2011: KGRC Mini-Workshop

On Wednesday, April 27 2011, the KGRC will hosted an informal workshop on logic, taking advantage of the presence of the many logicians who will be in Vienna for the New Trends in Logic conference (April 28 and 29, honoring the winners of the Kurt Gödel Research Prize Fellowships).

Program

Program
09:00 – 09:40    Danko Ilik     Completeness proofs for classical, intuitionistic and one intermediate logic proving Double-negation Shift, based on forcing in Kripke-CPS models. abstract
09:50 – 10:30    Maryanthe Malliaris     Regularity and stable graphs
10:50 – 11:30    Matteo Viale    Supercompact properties of aleph_2 in models of PFA. abstract
11:40 – 12:20    Sean Walsh    Comparing Peano Arithmetic, Basic Law V, and Hume’s Principle. abstract
Lunch (everyone invited)
14:00 – 14:40     Kentaro Fujimoto    Axiomatic truths for set theory and subsystems of MK
14:50 – 15:30    Giovanni Curi    Independence results in constructive set theory and constructive type theory
15:50 – 16:30    Andrey Bovykin    Unprovabilty: templates, indiscernibles and the space of all possibilities.
16:40 – 17:20    Federico Aschieri    Realizability, Epsilon Substitution Method and Type Theory. abstract
17:30 – 18:10    Sergei Artemov    First-Order Logic of Proofs. (Joint work with T. Yavorskaya.) abstract
Workshop Dinner (everyone invited)
Abstracts

Sergei Artemov First-Order Logic of Proofs (joint work with Tatiana Yavorskaya, Sidon)
    The logic of proofs was anticipated by Goedel in the 1930s in connection with provability semantics for intuitionistic logic, which turned out to be rather elusive. The propositional logic of proofs LP, discovered in 1995, provided an explicit proof reading of modal logic S4 and, via Goedel's translation, a Brouwer-Heyting-Kolmogorov (BHK)-compliant semantics for the propositional intuitionistic logic IPC. In this work, we find the first-order logic of proofs FOLP capable of realizing first-order modal logic S4 and, therefore, the first-order intuitionistic logic HPC. We offer two kinds of proof semantics for FOLP: parametric semantics, in which proof objects are interpreted as derivations with parameters, and generic semantics with proof terms interpreted as provably computable functions from parameters to formal derivations. We show that both provide semantics of explicit proofs for first-order S4 and a first-order BHK-style semantics for HPC. FOLP may also be viewed as a general purpose first-order justification logic; it opens the door to a general theory of first-order justification.

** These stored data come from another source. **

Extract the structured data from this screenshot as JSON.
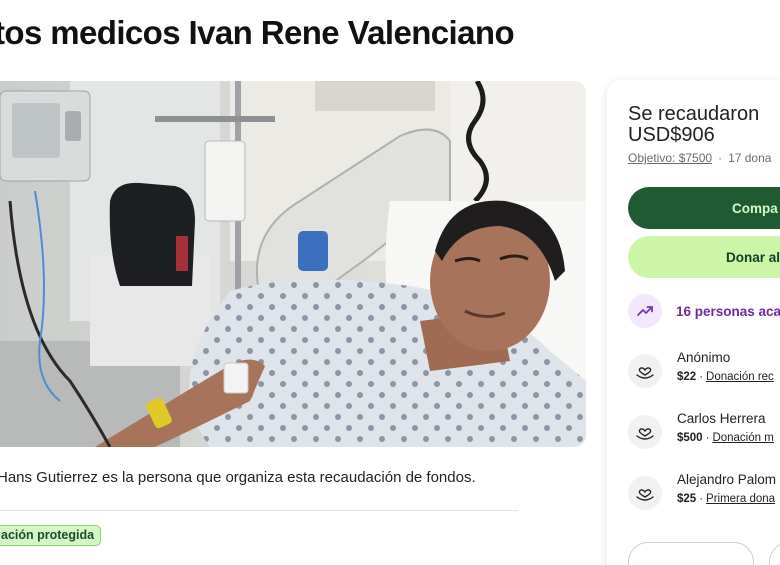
{
  "campaign": {
    "title": "tos medicos Ivan Rene Valenciano",
    "organizer_text": "Hans Gutierrez es la persona que organiza esta recaudación de fondos.",
    "protected_badge": "ación protegida"
  },
  "donation_card": {
    "raised_label": "Se recaudaron",
    "raised_amount": "USD$906",
    "goal": "Objetivo: $7500",
    "separator": "·",
    "donations_count": "17 dona",
    "share_button": "Compa",
    "donate_button": "Donar al",
    "trending_text": "16 personas acal",
    "donors": [
      {
        "name": "Anónimo",
        "amount": "$22",
        "separator": "·",
        "type": "Donación rec"
      },
      {
        "name": "Carlos Herrera",
        "amount": "$500",
        "separator": "·",
        "type": "Donación m"
      },
      {
        "name": "Alejandro Palom",
        "amount": "$25",
        "separator": "·",
        "type": "Primera dona"
      }
    ]
  },
  "icons": {
    "trending": "trending-up-icon",
    "donor": "heart-hand-icon"
  },
  "colors": {
    "share_button_bg": "#1f5a33",
    "donate_button_bg": "#cdf5a8",
    "trending_text": "#6e2a9e",
    "badge_bg": "#d4f5c4"
  }
}
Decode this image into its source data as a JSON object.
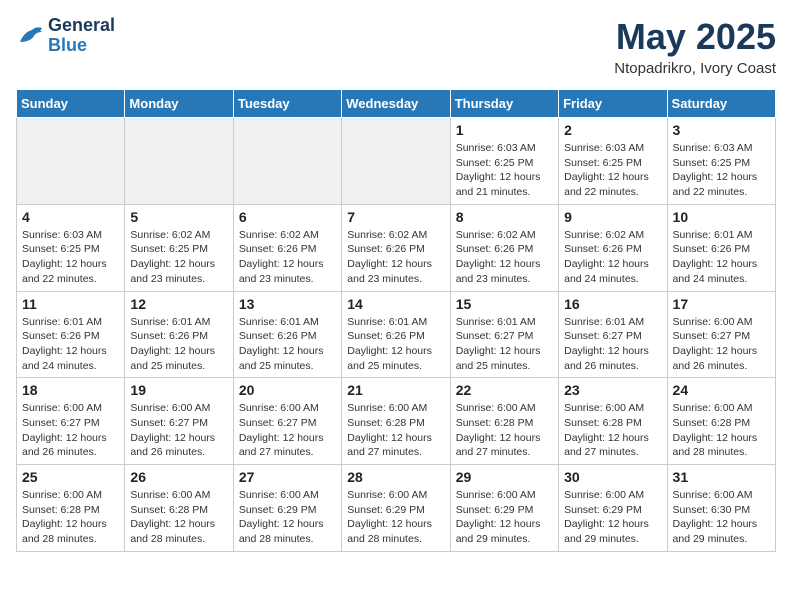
{
  "header": {
    "logo_line1": "General",
    "logo_line2": "Blue",
    "month": "May 2025",
    "location": "Ntopadrikro, Ivory Coast"
  },
  "weekdays": [
    "Sunday",
    "Monday",
    "Tuesday",
    "Wednesday",
    "Thursday",
    "Friday",
    "Saturday"
  ],
  "weeks": [
    [
      {
        "day": "",
        "info": ""
      },
      {
        "day": "",
        "info": ""
      },
      {
        "day": "",
        "info": ""
      },
      {
        "day": "",
        "info": ""
      },
      {
        "day": "1",
        "info": "Sunrise: 6:03 AM\nSunset: 6:25 PM\nDaylight: 12 hours\nand 21 minutes."
      },
      {
        "day": "2",
        "info": "Sunrise: 6:03 AM\nSunset: 6:25 PM\nDaylight: 12 hours\nand 22 minutes."
      },
      {
        "day": "3",
        "info": "Sunrise: 6:03 AM\nSunset: 6:25 PM\nDaylight: 12 hours\nand 22 minutes."
      }
    ],
    [
      {
        "day": "4",
        "info": "Sunrise: 6:03 AM\nSunset: 6:25 PM\nDaylight: 12 hours\nand 22 minutes."
      },
      {
        "day": "5",
        "info": "Sunrise: 6:02 AM\nSunset: 6:25 PM\nDaylight: 12 hours\nand 23 minutes."
      },
      {
        "day": "6",
        "info": "Sunrise: 6:02 AM\nSunset: 6:26 PM\nDaylight: 12 hours\nand 23 minutes."
      },
      {
        "day": "7",
        "info": "Sunrise: 6:02 AM\nSunset: 6:26 PM\nDaylight: 12 hours\nand 23 minutes."
      },
      {
        "day": "8",
        "info": "Sunrise: 6:02 AM\nSunset: 6:26 PM\nDaylight: 12 hours\nand 23 minutes."
      },
      {
        "day": "9",
        "info": "Sunrise: 6:02 AM\nSunset: 6:26 PM\nDaylight: 12 hours\nand 24 minutes."
      },
      {
        "day": "10",
        "info": "Sunrise: 6:01 AM\nSunset: 6:26 PM\nDaylight: 12 hours\nand 24 minutes."
      }
    ],
    [
      {
        "day": "11",
        "info": "Sunrise: 6:01 AM\nSunset: 6:26 PM\nDaylight: 12 hours\nand 24 minutes."
      },
      {
        "day": "12",
        "info": "Sunrise: 6:01 AM\nSunset: 6:26 PM\nDaylight: 12 hours\nand 25 minutes."
      },
      {
        "day": "13",
        "info": "Sunrise: 6:01 AM\nSunset: 6:26 PM\nDaylight: 12 hours\nand 25 minutes."
      },
      {
        "day": "14",
        "info": "Sunrise: 6:01 AM\nSunset: 6:26 PM\nDaylight: 12 hours\nand 25 minutes."
      },
      {
        "day": "15",
        "info": "Sunrise: 6:01 AM\nSunset: 6:27 PM\nDaylight: 12 hours\nand 25 minutes."
      },
      {
        "day": "16",
        "info": "Sunrise: 6:01 AM\nSunset: 6:27 PM\nDaylight: 12 hours\nand 26 minutes."
      },
      {
        "day": "17",
        "info": "Sunrise: 6:00 AM\nSunset: 6:27 PM\nDaylight: 12 hours\nand 26 minutes."
      }
    ],
    [
      {
        "day": "18",
        "info": "Sunrise: 6:00 AM\nSunset: 6:27 PM\nDaylight: 12 hours\nand 26 minutes."
      },
      {
        "day": "19",
        "info": "Sunrise: 6:00 AM\nSunset: 6:27 PM\nDaylight: 12 hours\nand 26 minutes."
      },
      {
        "day": "20",
        "info": "Sunrise: 6:00 AM\nSunset: 6:27 PM\nDaylight: 12 hours\nand 27 minutes."
      },
      {
        "day": "21",
        "info": "Sunrise: 6:00 AM\nSunset: 6:28 PM\nDaylight: 12 hours\nand 27 minutes."
      },
      {
        "day": "22",
        "info": "Sunrise: 6:00 AM\nSunset: 6:28 PM\nDaylight: 12 hours\nand 27 minutes."
      },
      {
        "day": "23",
        "info": "Sunrise: 6:00 AM\nSunset: 6:28 PM\nDaylight: 12 hours\nand 27 minutes."
      },
      {
        "day": "24",
        "info": "Sunrise: 6:00 AM\nSunset: 6:28 PM\nDaylight: 12 hours\nand 28 minutes."
      }
    ],
    [
      {
        "day": "25",
        "info": "Sunrise: 6:00 AM\nSunset: 6:28 PM\nDaylight: 12 hours\nand 28 minutes."
      },
      {
        "day": "26",
        "info": "Sunrise: 6:00 AM\nSunset: 6:28 PM\nDaylight: 12 hours\nand 28 minutes."
      },
      {
        "day": "27",
        "info": "Sunrise: 6:00 AM\nSunset: 6:29 PM\nDaylight: 12 hours\nand 28 minutes."
      },
      {
        "day": "28",
        "info": "Sunrise: 6:00 AM\nSunset: 6:29 PM\nDaylight: 12 hours\nand 28 minutes."
      },
      {
        "day": "29",
        "info": "Sunrise: 6:00 AM\nSunset: 6:29 PM\nDaylight: 12 hours\nand 29 minutes."
      },
      {
        "day": "30",
        "info": "Sunrise: 6:00 AM\nSunset: 6:29 PM\nDaylight: 12 hours\nand 29 minutes."
      },
      {
        "day": "31",
        "info": "Sunrise: 6:00 AM\nSunset: 6:30 PM\nDaylight: 12 hours\nand 29 minutes."
      }
    ]
  ]
}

Federico Aschieri Realizability, Epsilon Substitution Method and Type Theory
    We present a constructive "realizability" semantics for classical Arithmetic. We show how the computational content of classical proofs can be understood in terms of intelligent self-correcting programs, able to make predictions, test them and learn something from every failure. Connections with epsilon substitution method will be explained.

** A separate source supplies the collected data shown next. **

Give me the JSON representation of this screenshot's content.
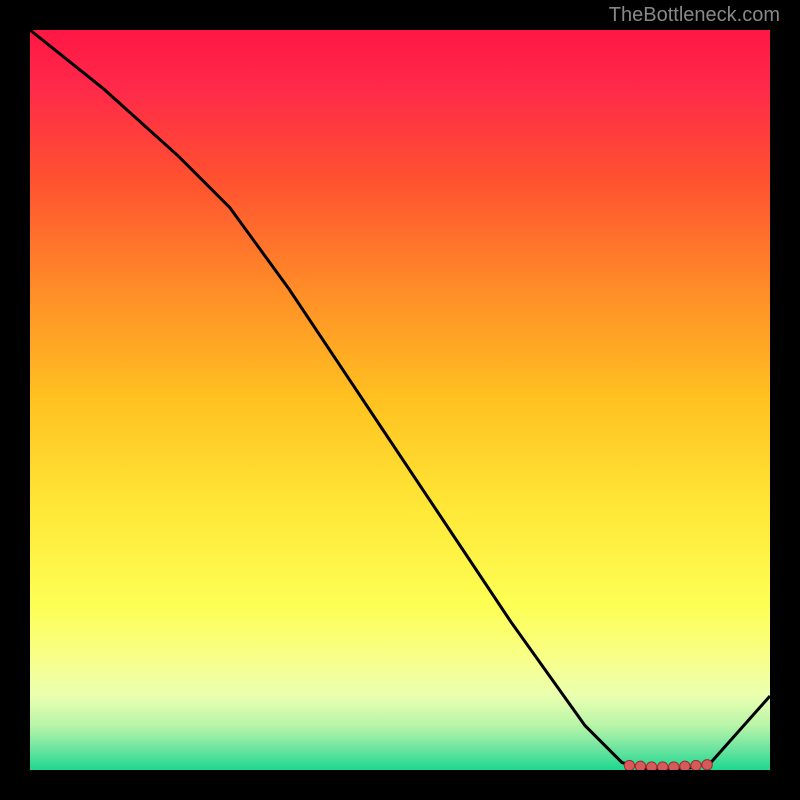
{
  "watermark": "TheBottleneck.com",
  "chart_data": {
    "type": "line",
    "title": "",
    "xlabel": "",
    "ylabel": "",
    "xlim": [
      0,
      100
    ],
    "ylim": [
      0,
      100
    ],
    "curve": {
      "x": [
        0,
        10,
        20,
        27,
        35,
        45,
        55,
        65,
        75,
        80,
        84,
        88,
        92,
        100
      ],
      "y": [
        100,
        92,
        83,
        76,
        65,
        50,
        35,
        20,
        6,
        1,
        0,
        0,
        1,
        10
      ]
    },
    "markers": {
      "x": [
        81,
        82.5,
        84,
        85.5,
        87,
        88.5,
        90,
        91.5
      ],
      "y": [
        0.6,
        0.5,
        0.4,
        0.4,
        0.4,
        0.5,
        0.6,
        0.7
      ]
    },
    "gradient_stops": [
      {
        "offset": 0,
        "color": "#ff1744"
      },
      {
        "offset": 0.08,
        "color": "#ff2a4a"
      },
      {
        "offset": 0.2,
        "color": "#ff5030"
      },
      {
        "offset": 0.35,
        "color": "#ff8c28"
      },
      {
        "offset": 0.5,
        "color": "#ffc220"
      },
      {
        "offset": 0.65,
        "color": "#ffe838"
      },
      {
        "offset": 0.78,
        "color": "#fdff55"
      },
      {
        "offset": 0.85,
        "color": "#f8ff8a"
      },
      {
        "offset": 0.9,
        "color": "#eaffb0"
      },
      {
        "offset": 0.94,
        "color": "#b8f5a8"
      },
      {
        "offset": 0.97,
        "color": "#70e5a0"
      },
      {
        "offset": 1.0,
        "color": "#1ed890"
      }
    ]
  }
}
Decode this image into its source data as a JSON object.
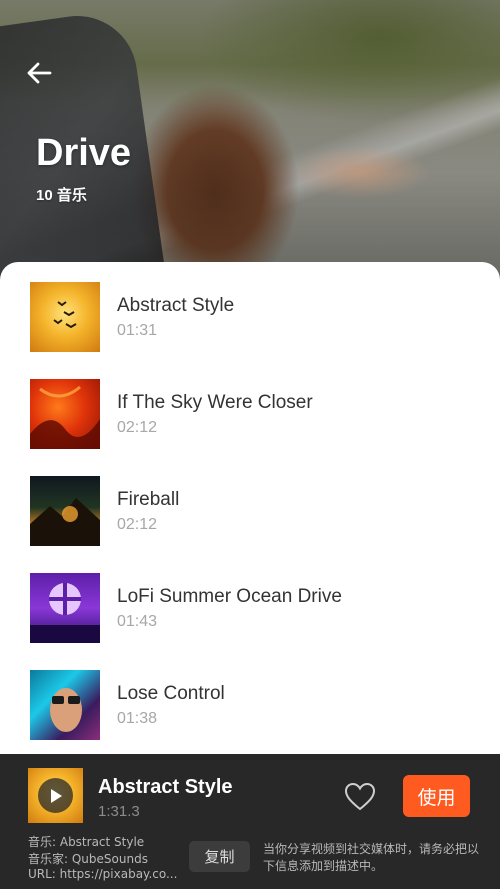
{
  "header": {
    "title": "Drive",
    "count_label": "10 音乐",
    "back_icon": "arrow-left-icon"
  },
  "tracks": [
    {
      "title": "Abstract Style",
      "duration": "01:31"
    },
    {
      "title": "If The Sky Were Closer",
      "duration": "02:12"
    },
    {
      "title": "Fireball",
      "duration": "02:12"
    },
    {
      "title": "LoFi Summer Ocean Drive",
      "duration": "01:43"
    },
    {
      "title": "Lose Control",
      "duration": "01:38"
    }
  ],
  "player": {
    "title": "Abstract Style",
    "time": "1:31.3",
    "use_label": "使用",
    "copy_label": "复制",
    "credit_music": "音乐: Abstract Style",
    "credit_artist": "音乐家: QubeSounds",
    "credit_url": "URL: https://pixabay.co...",
    "note": "当你分享视频到社交媒体时，请务必把以下信息添加到描述中。",
    "play_icon": "play-icon",
    "heart_icon": "heart-outline-icon"
  },
  "colors": {
    "accent": "#ff5a1f",
    "player_bg": "#282828"
  }
}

Danko Ilik Completeness proofs for classical, intuitionistic and one intermediate logic proving Double-negation Shift, based on forcing in Kripke-CPS models
    I will present a class of models, built from Kripke models and double-negation translation, that is constructively sound and complete for various predicate logics: intuitionistic, classical, and an intermediate one that can prove the Double-negation Shift schema. The composition of the soundness and completeness proofs gives a proof of normalization of thecorresponding logic. Being formalized in constructive type theory, in the Coq proof assistant, one can extract from the proofs explicit normalization algorithms that are purely model-based.

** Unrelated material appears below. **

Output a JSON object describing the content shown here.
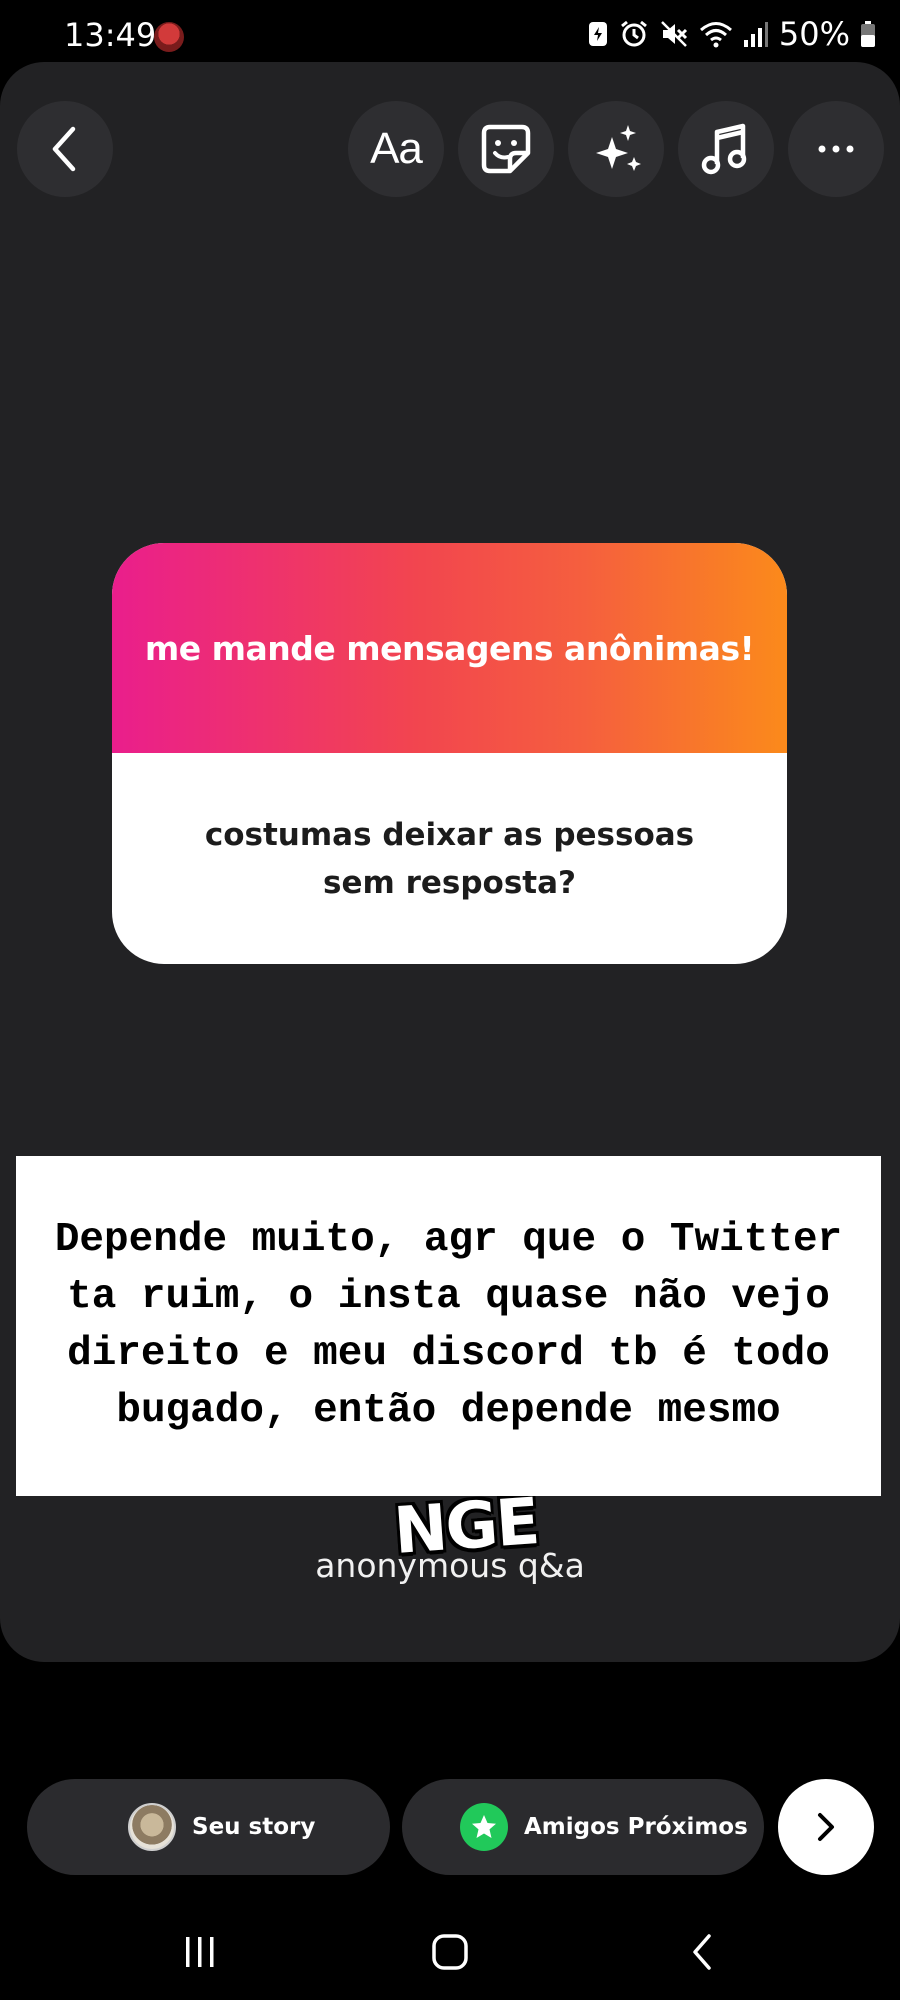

Matteo Viale Supercompact properties of aleph_2 in models of PFA
    The talk will expand on the paper submitted to APAL for the Gödel prize.

Sean Walsh Comparing Peano Arithmetic, Basic Law V, and Hume’s Principle
    This paper presents new constructions of models of Hume’s Principle and Basic Law V with restricted amounts of comprehension. The techniques used in these constructions are drawn from hyperarithmetic theory and the model theory of fields, and formalizing these techniques within various subsystems of second-order Peano arithmetic allows one to put upper and lower bounds on the interpretability strength of these theories and hence to compare these theories to the canonical subsystems of second-order arithmetic. The main results of this paper are: (i) there is a consistent extension of the hypearithmetic fragment of Basic Law V which interprets the hyperarithmetic fragment of second-order Peano arithmetic, and (ii) the hyperarithmetic fragment of Hume’s Principle does not interpret the hyperarithmetic fragment of second-order Peano arithmetic, so that in this specific sense there is no predicative version of Frege’s Theorem.